La solidarité européenne, estime la France, enrichit la solidarité atlantique sans se confondre avec celle-ci et l'idée d'une défense européenne implique une organisation collective intégrée qui ne pourra être élaborée que si une autorité unique existe. Dans cette perspective, l'Union de l'Europe occidentale (UEO), qui réunit la Belgique, la France, les Pays-Bas, le Royaume-Uni, le Luxembourg, l'Allemagne fédérale et l'Italie, peut, selon le gouvernement français, constituer un lieu de réflexion privilégié.

Enfin, événement significatif de la coopération franco-allemande, le président Mitterrand et le chancelier Kohl entendent donner un nouvel essor aux dispositions militaires du traité de Paris de 1963. Mais ce rôle clé, qui revient à la coopération franco-allemande, trouve quelque limite dans la montée d'un neutralisme allemand, qui n'est pas sans inquiéter la partie française.

Produit d'un monde de croissance, de plein emploi, de libération des échanges et de détente, l'Europe des Communautés se trouve confrontée à la stagnation, au chômage, au protectionnisme rampant et à l'insécurité. Autant de motifs de découragement pour une France qui se voulait être le premier artisan de la construction européenne et qui se trouve, désormais, à court d'idées pour la relancer concrètement et de manière significative.

L'impasse Nord-Sud

Profondément attaché au dialogue Nord-Sud, le président Mitterrand avait appelé de ses vœux, à Cancun, cette « troisième voie » qui aurait dépassé la politique des blocs. Ce grand dessein piétine. En Amérique centrale, la résolution franco-mexicaine qui fit grand bruit en son temps, en reconnaissant la résistance armée salvadorienne comme un des interlocuteurs valables, a fait long feu.
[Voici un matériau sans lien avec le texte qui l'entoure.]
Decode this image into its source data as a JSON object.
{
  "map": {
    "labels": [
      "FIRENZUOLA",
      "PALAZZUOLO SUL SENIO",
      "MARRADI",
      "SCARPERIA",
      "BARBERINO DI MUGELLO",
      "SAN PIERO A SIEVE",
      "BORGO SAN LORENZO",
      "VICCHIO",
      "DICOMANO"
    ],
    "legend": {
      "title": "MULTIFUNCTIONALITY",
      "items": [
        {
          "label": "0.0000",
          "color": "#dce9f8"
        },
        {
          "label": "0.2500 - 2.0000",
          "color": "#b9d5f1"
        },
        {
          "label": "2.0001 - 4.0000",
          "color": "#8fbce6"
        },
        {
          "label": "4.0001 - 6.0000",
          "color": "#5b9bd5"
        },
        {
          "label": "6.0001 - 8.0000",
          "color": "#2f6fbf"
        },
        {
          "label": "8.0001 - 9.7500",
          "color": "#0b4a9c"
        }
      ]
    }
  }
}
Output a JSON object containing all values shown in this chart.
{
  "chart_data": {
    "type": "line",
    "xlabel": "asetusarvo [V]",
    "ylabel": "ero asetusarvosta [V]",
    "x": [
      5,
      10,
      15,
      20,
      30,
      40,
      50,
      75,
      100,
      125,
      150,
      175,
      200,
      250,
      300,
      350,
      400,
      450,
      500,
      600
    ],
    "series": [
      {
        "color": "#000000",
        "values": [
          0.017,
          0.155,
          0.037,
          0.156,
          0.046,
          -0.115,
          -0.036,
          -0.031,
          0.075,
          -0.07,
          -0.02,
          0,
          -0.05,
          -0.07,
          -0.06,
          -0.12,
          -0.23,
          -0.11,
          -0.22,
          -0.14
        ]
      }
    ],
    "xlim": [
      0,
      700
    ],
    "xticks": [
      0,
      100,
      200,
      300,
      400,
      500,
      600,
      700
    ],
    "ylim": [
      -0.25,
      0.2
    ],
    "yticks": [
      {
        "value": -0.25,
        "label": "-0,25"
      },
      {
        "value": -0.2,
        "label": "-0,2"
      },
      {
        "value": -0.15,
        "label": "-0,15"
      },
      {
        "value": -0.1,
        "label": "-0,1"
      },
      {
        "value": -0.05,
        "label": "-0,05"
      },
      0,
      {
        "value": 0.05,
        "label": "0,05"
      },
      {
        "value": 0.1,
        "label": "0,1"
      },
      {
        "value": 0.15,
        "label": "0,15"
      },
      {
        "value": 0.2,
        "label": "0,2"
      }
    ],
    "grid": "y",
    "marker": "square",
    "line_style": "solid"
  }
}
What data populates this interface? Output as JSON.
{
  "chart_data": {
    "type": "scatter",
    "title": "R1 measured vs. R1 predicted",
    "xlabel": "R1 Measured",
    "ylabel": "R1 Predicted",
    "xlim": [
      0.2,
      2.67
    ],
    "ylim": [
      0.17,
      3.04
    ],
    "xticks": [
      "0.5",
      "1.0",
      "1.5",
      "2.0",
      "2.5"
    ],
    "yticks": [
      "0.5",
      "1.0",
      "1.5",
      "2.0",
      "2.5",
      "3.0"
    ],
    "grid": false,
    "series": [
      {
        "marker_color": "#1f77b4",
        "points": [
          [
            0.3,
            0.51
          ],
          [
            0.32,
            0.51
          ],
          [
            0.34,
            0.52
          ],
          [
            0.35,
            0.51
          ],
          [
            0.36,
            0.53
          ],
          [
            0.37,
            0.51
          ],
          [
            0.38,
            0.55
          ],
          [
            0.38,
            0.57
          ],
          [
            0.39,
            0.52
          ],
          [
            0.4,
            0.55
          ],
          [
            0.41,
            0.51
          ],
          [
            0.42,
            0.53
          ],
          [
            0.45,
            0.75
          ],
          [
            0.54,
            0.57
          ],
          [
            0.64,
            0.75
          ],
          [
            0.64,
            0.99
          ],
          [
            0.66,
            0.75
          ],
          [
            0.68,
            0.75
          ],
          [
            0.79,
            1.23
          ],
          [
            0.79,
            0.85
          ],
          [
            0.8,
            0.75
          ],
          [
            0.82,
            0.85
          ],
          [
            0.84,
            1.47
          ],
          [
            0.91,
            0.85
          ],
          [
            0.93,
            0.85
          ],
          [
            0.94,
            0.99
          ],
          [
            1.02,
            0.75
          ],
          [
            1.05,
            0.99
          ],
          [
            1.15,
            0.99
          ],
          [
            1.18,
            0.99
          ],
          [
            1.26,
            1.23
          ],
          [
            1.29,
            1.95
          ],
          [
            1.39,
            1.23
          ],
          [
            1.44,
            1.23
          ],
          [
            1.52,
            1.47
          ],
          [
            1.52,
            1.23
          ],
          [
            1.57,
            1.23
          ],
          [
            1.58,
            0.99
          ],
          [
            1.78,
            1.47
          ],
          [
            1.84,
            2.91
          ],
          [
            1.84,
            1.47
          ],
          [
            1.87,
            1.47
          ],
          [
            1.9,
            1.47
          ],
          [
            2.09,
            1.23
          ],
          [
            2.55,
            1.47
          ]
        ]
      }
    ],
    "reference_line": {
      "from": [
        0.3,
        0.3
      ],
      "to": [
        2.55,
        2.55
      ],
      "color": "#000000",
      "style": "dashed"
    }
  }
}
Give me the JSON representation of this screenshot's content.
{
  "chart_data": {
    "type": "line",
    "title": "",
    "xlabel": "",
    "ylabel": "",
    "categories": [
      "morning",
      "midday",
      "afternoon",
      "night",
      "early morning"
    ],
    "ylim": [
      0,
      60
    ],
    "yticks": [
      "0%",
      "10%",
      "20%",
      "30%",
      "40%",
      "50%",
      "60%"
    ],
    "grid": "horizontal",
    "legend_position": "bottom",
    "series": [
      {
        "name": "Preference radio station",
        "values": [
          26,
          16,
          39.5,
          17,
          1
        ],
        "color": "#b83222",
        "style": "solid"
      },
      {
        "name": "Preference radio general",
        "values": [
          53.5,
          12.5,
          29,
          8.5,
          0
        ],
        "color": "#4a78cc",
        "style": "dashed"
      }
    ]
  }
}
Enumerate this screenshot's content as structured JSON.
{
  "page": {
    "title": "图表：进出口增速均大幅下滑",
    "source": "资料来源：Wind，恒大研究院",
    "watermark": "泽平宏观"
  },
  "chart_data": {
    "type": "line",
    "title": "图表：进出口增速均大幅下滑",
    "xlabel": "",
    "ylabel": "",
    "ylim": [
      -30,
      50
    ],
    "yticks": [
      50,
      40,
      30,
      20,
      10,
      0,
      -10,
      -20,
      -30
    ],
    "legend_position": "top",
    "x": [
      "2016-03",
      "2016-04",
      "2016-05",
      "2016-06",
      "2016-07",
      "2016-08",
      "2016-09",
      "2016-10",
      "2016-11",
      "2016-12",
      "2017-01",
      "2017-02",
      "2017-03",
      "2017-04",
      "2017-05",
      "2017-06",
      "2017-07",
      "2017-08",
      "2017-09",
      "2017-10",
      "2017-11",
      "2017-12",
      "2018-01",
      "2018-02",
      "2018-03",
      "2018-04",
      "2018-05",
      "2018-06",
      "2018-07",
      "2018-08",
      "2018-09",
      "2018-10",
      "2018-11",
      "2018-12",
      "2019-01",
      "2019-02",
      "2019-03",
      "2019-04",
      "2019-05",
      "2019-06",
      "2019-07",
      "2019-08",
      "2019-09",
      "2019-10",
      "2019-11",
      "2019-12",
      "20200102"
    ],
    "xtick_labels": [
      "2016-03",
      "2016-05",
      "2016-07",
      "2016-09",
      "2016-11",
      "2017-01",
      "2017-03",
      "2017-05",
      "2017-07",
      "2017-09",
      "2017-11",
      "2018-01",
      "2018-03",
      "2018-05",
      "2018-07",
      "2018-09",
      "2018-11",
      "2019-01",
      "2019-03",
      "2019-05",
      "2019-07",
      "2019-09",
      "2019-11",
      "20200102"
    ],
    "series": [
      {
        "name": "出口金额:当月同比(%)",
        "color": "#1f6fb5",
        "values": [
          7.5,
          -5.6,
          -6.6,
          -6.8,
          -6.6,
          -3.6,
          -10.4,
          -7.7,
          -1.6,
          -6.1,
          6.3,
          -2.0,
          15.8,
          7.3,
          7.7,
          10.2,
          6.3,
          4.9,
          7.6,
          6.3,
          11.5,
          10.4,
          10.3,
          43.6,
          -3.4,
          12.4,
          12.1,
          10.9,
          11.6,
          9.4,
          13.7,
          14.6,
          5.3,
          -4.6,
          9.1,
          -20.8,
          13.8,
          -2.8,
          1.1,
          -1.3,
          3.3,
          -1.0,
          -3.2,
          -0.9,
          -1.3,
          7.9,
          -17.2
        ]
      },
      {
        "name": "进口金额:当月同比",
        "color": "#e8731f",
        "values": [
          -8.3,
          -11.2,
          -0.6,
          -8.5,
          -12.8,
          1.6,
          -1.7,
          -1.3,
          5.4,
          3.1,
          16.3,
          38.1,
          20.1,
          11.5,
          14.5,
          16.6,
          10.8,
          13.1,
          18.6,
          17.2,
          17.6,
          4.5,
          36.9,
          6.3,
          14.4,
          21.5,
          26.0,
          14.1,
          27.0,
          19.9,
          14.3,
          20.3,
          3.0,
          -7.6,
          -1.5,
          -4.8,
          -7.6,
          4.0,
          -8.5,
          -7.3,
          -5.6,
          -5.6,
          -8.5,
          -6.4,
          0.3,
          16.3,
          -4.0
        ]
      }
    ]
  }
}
Les relations avec le Nicaragua, auquel la France avait livré quelques armes de façon à préserver son indépendance, n'ont pas la portée attendue. L'idée de sortir le conflit centre-américain de la logique des blocs demeure un objectif incertain, même si Paris apporte son soutien au groupe de Cantadora (Mexique, Panamá, Colombie, Venezuela).

La diplomatie française se proposait de s'appuyer sur le Mexique, l'Algérie, l'Égypte et l'Inde pour mener sa politique dans le tiers monde, mais l'incapacité financière de la France, dans cette période de crise, entrave, là aussi, cette idée généreuse. Certes, les prises de position répétées du président de la République sur l'urgence de réunir une conférence monétaire internationale, l'utilisation de la technologie pour assurer le progrès au Nord comme au Sud, la nécessité impérieuse pour les pays industrialisés de poursuivre leur aide aux pays en développement, le refus d'une nouvelle course aux armements sont approuvés par les partenaires de la France, mais l'on regrette l'absence de suivi de la plupart de ces ouvertures.

Faute d'argent, la France paie d'audace, remarque-t-on ! C'est vrai en ce qui concerne les interventions extérieures. Au Proche-Orient, où l'armée française est déjà présente dans le Sinaï — sous la forme d'un petit contingent logistique au sein d'une Force multinationale chargée de superviser la paix égypto-israélienne — et au Sud-Liban dans le cadre de la FINUL, elle engage d'importants moyens terrestres (2 000 hommes) et maritimes (une partie de l'escadre de la Méditerranée) pour y épauler l'autorité du président libanais Amine Gemayel. Mais, voulant modérer les ambitions des Syriens et des Israéliens, tout en prenant ses distances avec les États-Unis, qui participent comme elle à la composition de la Force multinationale déployée à Beyrouth, elle craint de tomber dans l'engrenage d'une guerre où se mêlent inextricablement conflits internes et ingérences étrangères et qui lui a déjà coûté plusieurs dizaines de soldats. D'aucuns lui reprochent d'être à bout d'idées pour hâter un règlement du conflit proche-oriental.

En Afrique, finalement convaincue que la Libye a bien agressé le Tchad, elle lance une opération de grande envergure (parachutistes, Jaguar) pour enrayer la progression des forces tchado-libyennes de Goukouni Oueddei et assurer la survie du gouvernement légal d'Hissène Habré. Cette intervention, que certains jugent tardive, n'est pas sans provoquer un nouveau « malentendu transatlantique » et les critiques de ceux qui, en France, redoutent un enlisement des forces françaises, faute d'une solution politique qui reçoive l'agrément des protagonistes du conflit. Tout aussi significatif est le reproche adressé au gouvernement de maintenir, son appui à l'Iraq (livraison de Super-Étendard armés de missiles Exocet) dans la guerre qui l'oppose à l'Iran.